Petrobras and other gas-to-wire producers seek an exemption from the proposed rules governing local pipeline services, as they want to avoid yet another layer of red tape. Secretary of Gas and Petroleum Marcio Felix announced last week that conversations are under way with producers and distributors to overcome such regulatory challenges and “surgically” amend the proposed Gas Law for a congressional vote in May 2018. Federal Deputy Marcus Vicente, a Progressive Party (PP) member from the state of Espirito Santo, is sponsoring the bill. He and Secretary Felix will need to work together in the coming months to ensure that the president of the Senate, Eunicio Oliveira, agrees to a floor vote. (In early December, Oliveira adjourned the Senate without considering the new legislation.)
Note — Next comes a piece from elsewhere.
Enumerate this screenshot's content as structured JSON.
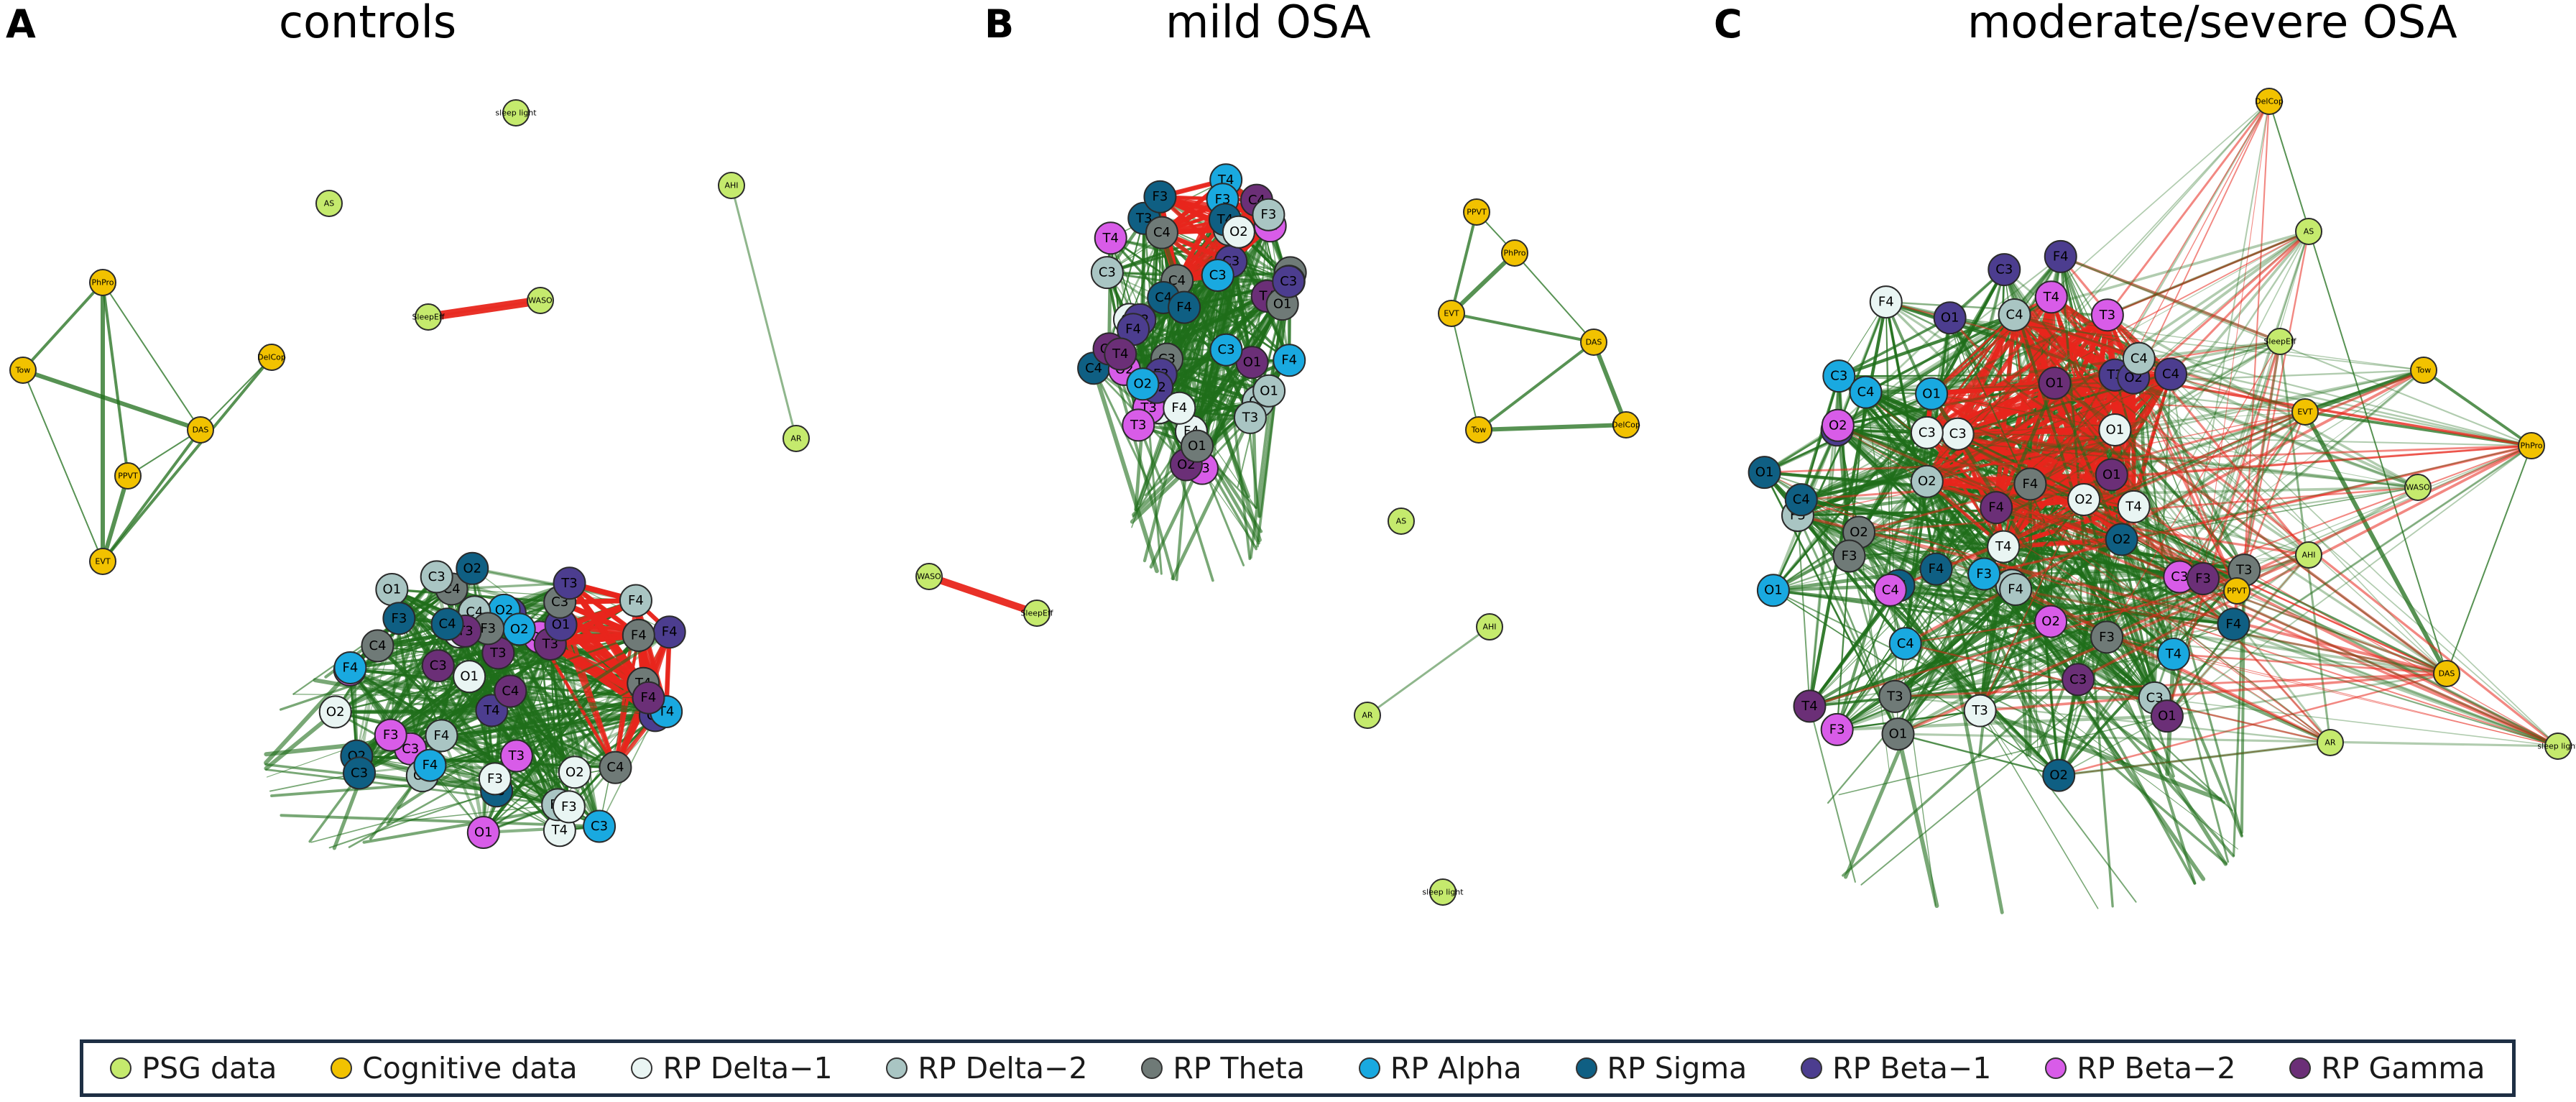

The natural gas market liberalization initiative also impacts Petrobras’ efforts to negotiate partnerships to mitigate the costs of modernizing the company’s refineries. The NOC has not yet adopted a clear JV or shareholding model, but discussions continue among prospective partners. Petrobras owns 14 refineries and retains control of nearly all of the nation’s installed capacity. Last July, the company announced discussions to form a partnership with China National Petroleum Corporation (CNPC) regarding the Rio de Janeiro refinery (COMPERJ).
A massive overhaul and expansion of the petrochemical plant was suspended when investments were halted in 2015, but the Chinese firm would supposedly finance the process’ final stages. COMPERJ’s expansion is aimed at meeting the upward consumption of diesel fuel, naphtha, jet fuel, coke and LPG. Last week, Petrobras CEO Pedro Parente announced that discussions were being finalized with Chinese investors to “inject capital” into the complex; the NOC signed a $590mn contract with Chinese firm Shandong Kerui Petroleum to finish construction of COMPERJ’s natural gas processing unit.
Petrobras is also studying the possible sale of shares of six refineries, including Landulpho Alves (Rnest) in the state of Bahia, Alberto Pasqualini (Refap) in Rio Grande do Sul, Presidente Getulio Vargas (Repar) in Parana, Duque de Caixas (Reduc) in Rio de Janeiro, Gabriel Passos (Regap) in Minas Gerais, and the newly constructed Abreu e Lima refinery in Pernambuco. These six facilities refine nearly half of all domestic gasoline and diesel production. Notably, the construction of Abreu e Lima and the expansion of COMPERJ were both subjects of the Lava Jato corruption investigations; massive contractor malfeasance was exposed, as were procurement kickbacks to Petrobras directors and political parties.